What would be the first thing you’d do after stepping foot onto Mars?
You’d probably take a selfie.
That’s not a jab at your character or insinuation of vanity. It’s just what we do these days, you know? Over the past decade or so, the selfie has evolved from teen trend to worldwide phenomenon.
With luxury space travel becoming a very real possibility, French photographer Julien Mauve illustrates what we would look like as tourists on a new planet in a series called Greetings From Mars. Mauve’s images are a stark yet playful juxtaposition of barren land and social self-absorption. Mauve explained the setting to the Huffington Post:
"It's a couple experiencing Mars as tourists for the first time and sharing their experience through photographs. They include themselves in front of those landscapes and affirm their presence but the funny thing is that we don't see their faces. It could be anyone in those suits and, in fact, it goes against the original purpose of taking a selfie or souvenir pictures. It was also a way to illustrate this endless pursuit of self-definition we seek with pictures."

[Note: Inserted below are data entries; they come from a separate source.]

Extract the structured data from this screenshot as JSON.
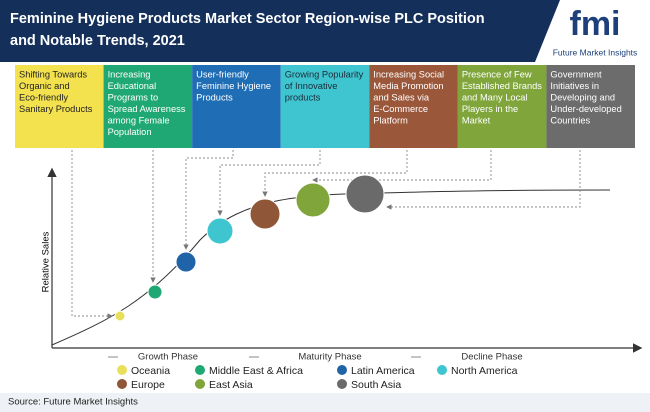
{
  "header": {
    "title_lines": [
      "Feminine Hygiene Products Market Sector Region-wise PLC Position",
      "and Notable Trends, 2021"
    ],
    "logo": {
      "mark": "fmi",
      "name": "Future Market Insights"
    }
  },
  "trends": [
    {
      "lines": [
        "Shifting Towards",
        "Organic and",
        "Eco-friendly",
        "Sanitary Products"
      ],
      "color": "#f3e24e",
      "text_color": "#222222"
    },
    {
      "lines": [
        "Increasing",
        "Educational",
        "Programs to",
        "Spread Awareness",
        "among Female",
        "Population"
      ],
      "color": "#1fa873",
      "text_color": "#ffffff"
    },
    {
      "lines": [
        "User-friendly",
        "Feminine Hygiene",
        "Products"
      ],
      "color": "#1f6db4",
      "text_color": "#ffffff"
    },
    {
      "lines": [
        "Growing Popularity",
        "of Innovative",
        "products"
      ],
      "color": "#3ec5cf",
      "text_color": "#1c2b3a"
    },
    {
      "lines": [
        "Increasing Social",
        "Media Promotion",
        "and Sales via",
        "E-Commerce",
        "Platform"
      ],
      "color": "#9b573a",
      "text_color": "#ffffff"
    },
    {
      "lines": [
        "Presence of Few",
        "Established Brands",
        "and Many Local",
        "Players in the",
        "Market"
      ],
      "color": "#7fa53b",
      "text_color": "#ffffff"
    },
    {
      "lines": [
        "Government",
        "Initiatives in",
        "Developing and",
        "Under-developed",
        "Countries"
      ],
      "color": "#6c6c6c",
      "text_color": "#ffffff"
    }
  ],
  "regions": [
    {
      "name": "Oceania",
      "color": "#eadf5a"
    },
    {
      "name": "Middle East & Africa",
      "color": "#1fa873"
    },
    {
      "name": "Latin America",
      "color": "#1f63a8"
    },
    {
      "name": "North America",
      "color": "#3ec5cf"
    },
    {
      "name": "Europe",
      "color": "#8f5638"
    },
    {
      "name": "East Asia",
      "color": "#7fa53b"
    },
    {
      "name": "South Asia",
      "color": "#6a6a6a"
    }
  ],
  "axis": {
    "y_label": "Relative Sales",
    "phases": [
      "Growth Phase",
      "Maturity Phase",
      "Decline Phase"
    ]
  },
  "source": "Source: Future Market Insights"
}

Many of the shots feature a single, lonely, spacesuit-clad traveler taking in the emptiness of the surrounding land. Others show the couple posing together, presumably for a timed shot, or perhaps maybe with the courtesy of a fellow tourist snapping the shot for them. Some are selfies and poses, and some are plain landscape shots. Overall, Mauve does a fantastic job of making the series feel like an actual travel photo collection.
Mauve told Huff Post that he has always been fascinated with Mars and is anxious about the future of space exploration.

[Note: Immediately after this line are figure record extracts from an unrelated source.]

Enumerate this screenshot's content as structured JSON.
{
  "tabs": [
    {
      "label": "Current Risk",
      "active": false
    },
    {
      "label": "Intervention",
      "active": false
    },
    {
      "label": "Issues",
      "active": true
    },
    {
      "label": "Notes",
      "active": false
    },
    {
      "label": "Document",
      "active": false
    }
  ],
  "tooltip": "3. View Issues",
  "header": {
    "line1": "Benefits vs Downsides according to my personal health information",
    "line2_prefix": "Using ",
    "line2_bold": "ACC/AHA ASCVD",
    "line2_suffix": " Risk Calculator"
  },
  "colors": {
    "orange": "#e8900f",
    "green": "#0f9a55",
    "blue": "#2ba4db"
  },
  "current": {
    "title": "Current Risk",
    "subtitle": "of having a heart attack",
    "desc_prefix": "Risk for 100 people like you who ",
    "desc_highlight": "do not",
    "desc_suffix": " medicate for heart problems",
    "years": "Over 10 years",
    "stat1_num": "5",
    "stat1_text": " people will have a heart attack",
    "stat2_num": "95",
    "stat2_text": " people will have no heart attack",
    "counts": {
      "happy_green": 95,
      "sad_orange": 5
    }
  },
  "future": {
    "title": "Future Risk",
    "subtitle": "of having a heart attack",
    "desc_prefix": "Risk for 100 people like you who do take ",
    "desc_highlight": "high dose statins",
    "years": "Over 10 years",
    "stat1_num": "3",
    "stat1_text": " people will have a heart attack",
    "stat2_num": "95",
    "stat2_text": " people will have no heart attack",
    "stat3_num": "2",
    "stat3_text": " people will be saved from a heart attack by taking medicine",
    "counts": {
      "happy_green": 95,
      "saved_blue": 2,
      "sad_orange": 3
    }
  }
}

“We hear a lot about NASA, Elon Musk and SpaceX these days,” he wrote. “Mars One also, the company that offers people a one way ticket to establish the first human colony on Mars (and intend to create a TV show out of it). Space exploration and colonization is the greatest adventure of the century and the fact that we may witness it in our life-time makes it even more exciting."

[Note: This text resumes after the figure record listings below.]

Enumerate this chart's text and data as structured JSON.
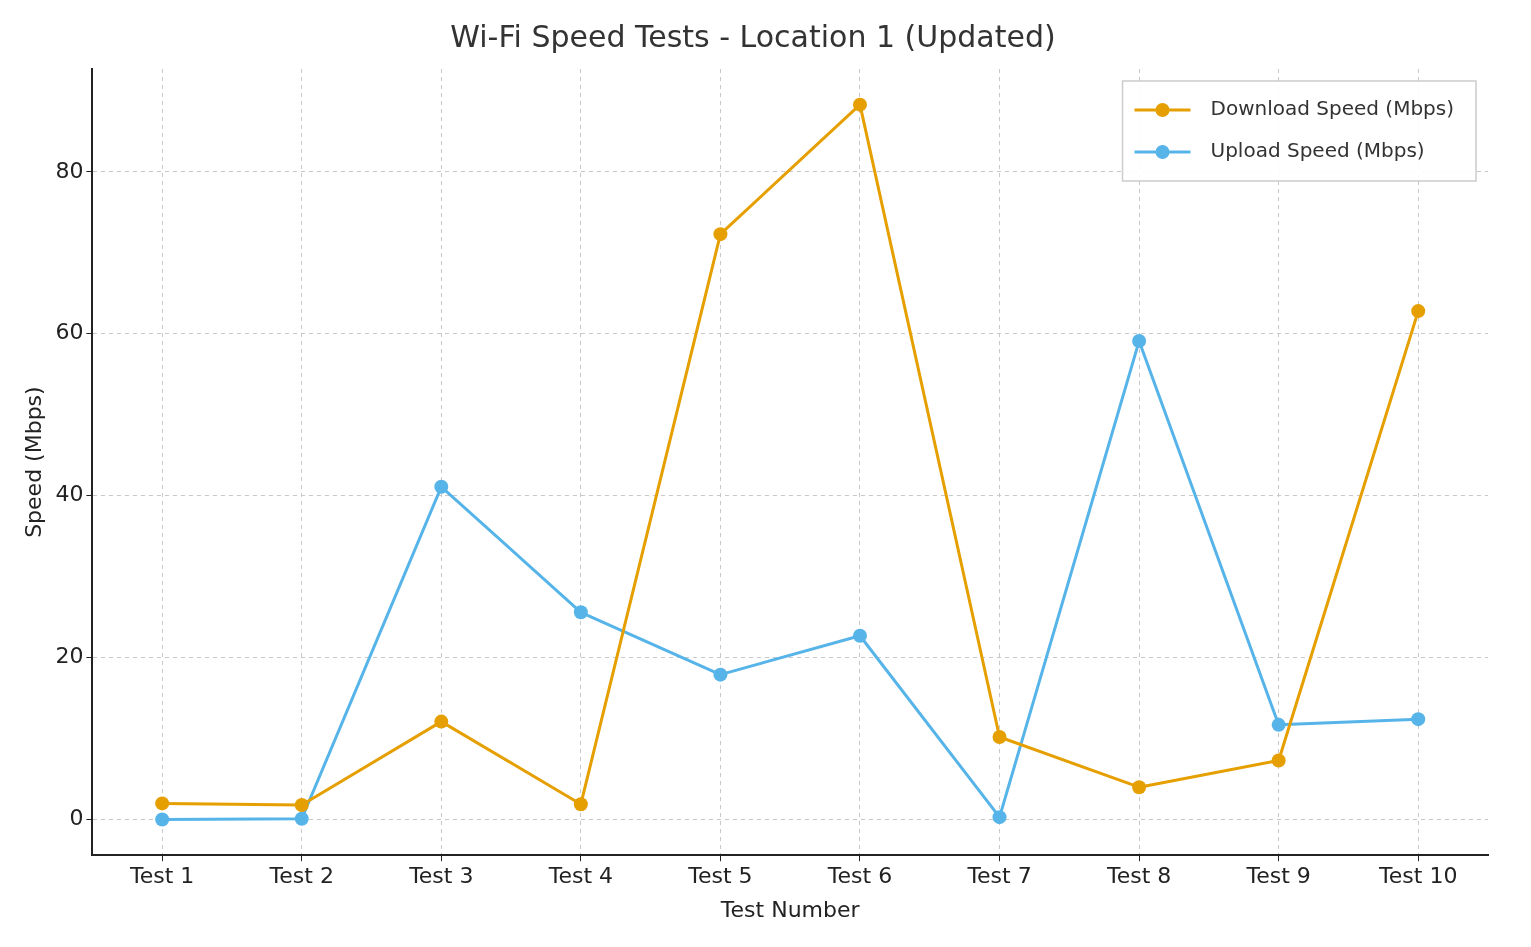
{
  "chart_data": {
    "type": "line",
    "title": "Wi-Fi Speed Tests - Location 1 (Updated)",
    "xlabel": "Test Number",
    "ylabel": "Speed (Mbps)",
    "categories": [
      "Test 1",
      "Test 2",
      "Test 3",
      "Test 4",
      "Test 5",
      "Test 6",
      "Test 7",
      "Test 8",
      "Test 9",
      "Test 10"
    ],
    "series": [
      {
        "name": "Download Speed (Mbps)",
        "color": "#e69f00",
        "values": [
          2.0,
          1.8,
          12.1,
          1.9,
          72.3,
          88.3,
          10.2,
          4.0,
          7.3,
          62.8
        ]
      },
      {
        "name": "Upload Speed (Mbps)",
        "color": "#56b4e9",
        "values": [
          0.0,
          0.1,
          41.1,
          25.6,
          17.9,
          22.7,
          0.3,
          59.1,
          11.7,
          12.4
        ]
      }
    ],
    "ylim": [
      -4.4,
      92.7
    ],
    "yticks": [
      0,
      20,
      40,
      60,
      80
    ],
    "grid": true,
    "legend": "top right",
    "marker": "circle",
    "line_style": "solid"
  }
}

He thinks we may even see the once outlandish concept come to fruition within the next 100 years. Whether that’s true remains to be seen, but in the meantime, Greetings From Mars is a fun, lighthearted poke at our social media-obsessed planet.
“Some years ago, taking pictures of landscapes was enough. And we were not able to share them before we came back home,” Mauve writes on his website. “Today we have added ourselves on the pictures. Our faces are everywhere. We share everything instantly; we feel the need to do it. The connection is permanent and the experience becomes different. With Internet available everywhere, there is no "being-far-away" anymore. So we might ask ourselves, do we travel to discover new places, change of scene, new cultures, or do we travel to look for pictures of ourselves and to prove that we exist?”